In other news, President Trump has re iterated that in the next 2 weeks, a few countries which are not currently sitting on the negotiation table will be send a letter defining the terms of their tariff deal, with an option to take it or leave it. There is more and more speculation that a deal is brewing between the US and India/Japan, nothing concrete though has been addressed. According to Commerce Secretary Howard Lutnick, the European Union is likely to be among the last deals that the US completes, as the former believes that trade negotiations could surpass the July 9 deadline. In terms of market moves, we saw a pullback in European equities, down 3-4% on the week. US equities outperforming but are still closing around 1-2% in the same timeframe. Gold continues its upward trajectory, closing the week up 3.5% at $3416 per ounce.
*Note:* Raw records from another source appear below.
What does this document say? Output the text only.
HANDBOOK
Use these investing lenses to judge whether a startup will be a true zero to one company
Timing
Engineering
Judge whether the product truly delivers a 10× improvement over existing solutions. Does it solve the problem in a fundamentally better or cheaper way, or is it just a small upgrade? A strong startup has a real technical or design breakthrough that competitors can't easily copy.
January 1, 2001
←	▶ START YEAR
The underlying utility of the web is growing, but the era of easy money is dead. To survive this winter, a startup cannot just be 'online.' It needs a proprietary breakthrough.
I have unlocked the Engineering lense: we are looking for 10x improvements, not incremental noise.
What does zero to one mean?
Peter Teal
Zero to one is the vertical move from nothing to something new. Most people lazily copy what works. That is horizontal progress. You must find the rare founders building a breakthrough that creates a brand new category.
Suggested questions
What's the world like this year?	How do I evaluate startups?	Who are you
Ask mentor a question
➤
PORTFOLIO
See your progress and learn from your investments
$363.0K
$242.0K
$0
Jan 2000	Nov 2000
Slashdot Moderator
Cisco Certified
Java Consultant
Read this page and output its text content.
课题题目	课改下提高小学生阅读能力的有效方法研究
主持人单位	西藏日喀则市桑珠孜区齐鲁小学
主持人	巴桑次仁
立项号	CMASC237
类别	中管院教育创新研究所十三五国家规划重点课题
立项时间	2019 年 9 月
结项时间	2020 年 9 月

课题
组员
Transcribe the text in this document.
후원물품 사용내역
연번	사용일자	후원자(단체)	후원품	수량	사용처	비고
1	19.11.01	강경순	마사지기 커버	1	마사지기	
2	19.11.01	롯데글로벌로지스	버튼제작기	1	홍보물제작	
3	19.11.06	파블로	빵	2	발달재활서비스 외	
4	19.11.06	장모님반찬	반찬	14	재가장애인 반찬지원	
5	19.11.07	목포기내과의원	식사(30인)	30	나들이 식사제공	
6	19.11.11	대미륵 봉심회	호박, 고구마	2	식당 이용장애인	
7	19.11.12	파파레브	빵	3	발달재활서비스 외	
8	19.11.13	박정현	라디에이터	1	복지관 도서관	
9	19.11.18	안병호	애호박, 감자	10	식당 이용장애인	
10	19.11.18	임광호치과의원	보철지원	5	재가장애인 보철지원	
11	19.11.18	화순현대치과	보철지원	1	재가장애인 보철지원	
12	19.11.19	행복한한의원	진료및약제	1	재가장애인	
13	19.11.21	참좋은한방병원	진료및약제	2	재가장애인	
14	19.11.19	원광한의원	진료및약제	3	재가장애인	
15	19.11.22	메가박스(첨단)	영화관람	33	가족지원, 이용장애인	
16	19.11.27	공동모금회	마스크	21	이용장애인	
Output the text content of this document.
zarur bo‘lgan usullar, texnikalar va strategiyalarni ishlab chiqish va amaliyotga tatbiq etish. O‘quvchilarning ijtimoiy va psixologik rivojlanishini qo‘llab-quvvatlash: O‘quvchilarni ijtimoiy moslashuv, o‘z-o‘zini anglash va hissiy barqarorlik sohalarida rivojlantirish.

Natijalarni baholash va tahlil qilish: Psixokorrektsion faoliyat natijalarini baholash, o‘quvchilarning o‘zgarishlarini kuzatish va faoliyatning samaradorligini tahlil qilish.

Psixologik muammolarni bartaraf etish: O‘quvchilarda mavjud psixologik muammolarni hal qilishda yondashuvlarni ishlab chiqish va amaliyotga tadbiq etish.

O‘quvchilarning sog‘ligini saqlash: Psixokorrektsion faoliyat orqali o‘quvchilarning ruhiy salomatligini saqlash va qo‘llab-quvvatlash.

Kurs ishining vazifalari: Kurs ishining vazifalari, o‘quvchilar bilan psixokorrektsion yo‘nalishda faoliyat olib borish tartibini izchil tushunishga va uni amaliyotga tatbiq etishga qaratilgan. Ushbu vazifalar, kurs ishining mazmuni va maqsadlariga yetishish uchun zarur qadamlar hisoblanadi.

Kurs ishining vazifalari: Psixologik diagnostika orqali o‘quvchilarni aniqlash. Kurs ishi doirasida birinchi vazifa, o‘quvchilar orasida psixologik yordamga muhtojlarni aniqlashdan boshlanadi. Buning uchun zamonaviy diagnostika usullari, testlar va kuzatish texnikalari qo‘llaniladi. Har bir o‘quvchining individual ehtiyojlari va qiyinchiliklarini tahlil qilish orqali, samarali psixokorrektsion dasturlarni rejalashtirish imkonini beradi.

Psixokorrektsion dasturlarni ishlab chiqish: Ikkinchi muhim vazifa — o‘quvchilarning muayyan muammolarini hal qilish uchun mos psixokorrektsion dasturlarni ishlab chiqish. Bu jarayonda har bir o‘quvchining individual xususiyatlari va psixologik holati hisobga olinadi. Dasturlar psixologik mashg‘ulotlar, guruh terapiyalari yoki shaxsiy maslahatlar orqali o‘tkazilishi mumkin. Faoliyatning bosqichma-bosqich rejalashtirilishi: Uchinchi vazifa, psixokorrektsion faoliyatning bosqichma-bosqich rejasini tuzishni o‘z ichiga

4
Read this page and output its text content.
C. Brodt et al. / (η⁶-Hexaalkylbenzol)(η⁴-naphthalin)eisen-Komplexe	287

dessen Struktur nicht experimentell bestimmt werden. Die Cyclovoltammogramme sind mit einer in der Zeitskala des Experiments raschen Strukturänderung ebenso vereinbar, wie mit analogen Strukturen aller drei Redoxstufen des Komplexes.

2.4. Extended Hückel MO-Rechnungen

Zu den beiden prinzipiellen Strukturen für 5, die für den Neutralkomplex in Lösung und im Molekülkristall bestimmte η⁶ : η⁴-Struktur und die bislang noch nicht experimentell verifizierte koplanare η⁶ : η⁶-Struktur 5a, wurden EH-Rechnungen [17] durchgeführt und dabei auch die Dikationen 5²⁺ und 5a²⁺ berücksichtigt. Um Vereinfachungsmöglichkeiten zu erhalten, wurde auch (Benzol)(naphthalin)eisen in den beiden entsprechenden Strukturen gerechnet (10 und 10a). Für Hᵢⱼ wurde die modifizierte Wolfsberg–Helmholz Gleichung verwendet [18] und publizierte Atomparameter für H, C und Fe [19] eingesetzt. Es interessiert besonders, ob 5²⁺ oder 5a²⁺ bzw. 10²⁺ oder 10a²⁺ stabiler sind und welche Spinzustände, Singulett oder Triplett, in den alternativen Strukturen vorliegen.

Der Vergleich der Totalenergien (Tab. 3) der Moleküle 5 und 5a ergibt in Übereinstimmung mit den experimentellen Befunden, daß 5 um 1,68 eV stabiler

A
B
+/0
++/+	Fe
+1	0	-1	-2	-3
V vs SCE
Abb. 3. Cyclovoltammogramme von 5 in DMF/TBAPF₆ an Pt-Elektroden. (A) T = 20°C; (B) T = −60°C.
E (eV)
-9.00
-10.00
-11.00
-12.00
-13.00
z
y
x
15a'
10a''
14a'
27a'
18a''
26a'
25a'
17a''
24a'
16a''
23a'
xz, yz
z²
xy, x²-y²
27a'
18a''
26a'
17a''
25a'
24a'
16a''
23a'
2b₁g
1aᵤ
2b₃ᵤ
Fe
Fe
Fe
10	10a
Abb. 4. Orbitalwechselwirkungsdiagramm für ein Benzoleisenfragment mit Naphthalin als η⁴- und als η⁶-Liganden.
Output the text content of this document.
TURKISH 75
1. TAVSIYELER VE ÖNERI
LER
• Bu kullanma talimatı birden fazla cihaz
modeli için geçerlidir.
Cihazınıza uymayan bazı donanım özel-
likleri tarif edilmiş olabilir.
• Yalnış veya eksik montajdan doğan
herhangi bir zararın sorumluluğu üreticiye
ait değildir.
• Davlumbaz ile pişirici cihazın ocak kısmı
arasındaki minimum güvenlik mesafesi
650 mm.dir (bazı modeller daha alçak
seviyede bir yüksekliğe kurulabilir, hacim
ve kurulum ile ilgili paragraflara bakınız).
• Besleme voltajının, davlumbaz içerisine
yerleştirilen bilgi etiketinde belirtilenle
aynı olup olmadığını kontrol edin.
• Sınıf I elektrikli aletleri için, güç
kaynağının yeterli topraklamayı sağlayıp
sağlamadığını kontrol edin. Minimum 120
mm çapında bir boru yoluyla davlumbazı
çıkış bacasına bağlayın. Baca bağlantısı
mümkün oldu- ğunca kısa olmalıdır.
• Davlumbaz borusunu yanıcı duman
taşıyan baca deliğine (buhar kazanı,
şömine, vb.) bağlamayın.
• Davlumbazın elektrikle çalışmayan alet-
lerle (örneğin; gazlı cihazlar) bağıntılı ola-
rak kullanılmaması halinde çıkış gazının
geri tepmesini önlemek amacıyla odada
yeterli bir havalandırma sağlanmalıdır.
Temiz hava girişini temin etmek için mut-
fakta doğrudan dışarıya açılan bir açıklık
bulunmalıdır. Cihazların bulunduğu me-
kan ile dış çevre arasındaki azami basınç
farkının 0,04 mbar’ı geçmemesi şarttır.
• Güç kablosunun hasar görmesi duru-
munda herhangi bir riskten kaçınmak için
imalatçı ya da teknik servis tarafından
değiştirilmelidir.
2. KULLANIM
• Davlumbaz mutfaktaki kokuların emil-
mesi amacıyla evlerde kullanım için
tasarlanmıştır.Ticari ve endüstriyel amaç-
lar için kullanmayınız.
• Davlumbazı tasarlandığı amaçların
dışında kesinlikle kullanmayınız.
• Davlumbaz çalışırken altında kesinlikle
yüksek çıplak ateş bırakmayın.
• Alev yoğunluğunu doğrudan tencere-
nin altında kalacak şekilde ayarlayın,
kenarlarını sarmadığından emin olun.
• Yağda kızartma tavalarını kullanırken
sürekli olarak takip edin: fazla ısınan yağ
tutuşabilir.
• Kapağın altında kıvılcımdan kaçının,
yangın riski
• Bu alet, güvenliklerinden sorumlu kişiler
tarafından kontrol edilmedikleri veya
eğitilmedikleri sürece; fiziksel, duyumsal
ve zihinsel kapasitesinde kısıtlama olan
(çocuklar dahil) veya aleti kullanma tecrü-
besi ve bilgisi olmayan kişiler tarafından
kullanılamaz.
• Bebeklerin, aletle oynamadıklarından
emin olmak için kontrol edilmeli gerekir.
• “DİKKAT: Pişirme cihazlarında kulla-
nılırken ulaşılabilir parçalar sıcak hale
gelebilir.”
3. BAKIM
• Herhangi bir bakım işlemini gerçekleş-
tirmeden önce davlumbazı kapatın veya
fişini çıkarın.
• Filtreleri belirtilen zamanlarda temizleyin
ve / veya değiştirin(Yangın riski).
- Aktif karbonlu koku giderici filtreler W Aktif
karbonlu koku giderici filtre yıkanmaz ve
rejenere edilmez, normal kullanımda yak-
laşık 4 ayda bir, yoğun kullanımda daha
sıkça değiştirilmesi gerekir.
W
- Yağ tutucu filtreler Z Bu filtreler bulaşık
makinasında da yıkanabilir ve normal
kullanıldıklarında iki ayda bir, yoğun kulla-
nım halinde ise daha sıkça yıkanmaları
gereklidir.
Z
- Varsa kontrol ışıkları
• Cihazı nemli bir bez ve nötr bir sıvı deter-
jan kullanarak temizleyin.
The winner of the week though was Crude Oil, which is trading up 13.75% on the week, given the Middle
East tensions.

Looking ahead…
The Middle east escalation makes an unpredictable year even more complicated. Is this a situation of further escalation or a negotiating tactic to get Iran on the table and sign a nuclear deal? It will be very interesting to see how this rhetoric plays out during the weekend. Next week, we have the FOMC meeting with no Fed rate cut priced in. More importantly, the committee will deliver its dot plot projections with regards to forward guidance in Fed rate cuts, currently pricing 50bps. Will that change to 1 cut or remain at 2 cuts by the end of the year? Recent data supports most probably we remain at 2 cuts, but we wait to see what the Fed committee thinks of inflation pressures due to tariffs: transitionary or not?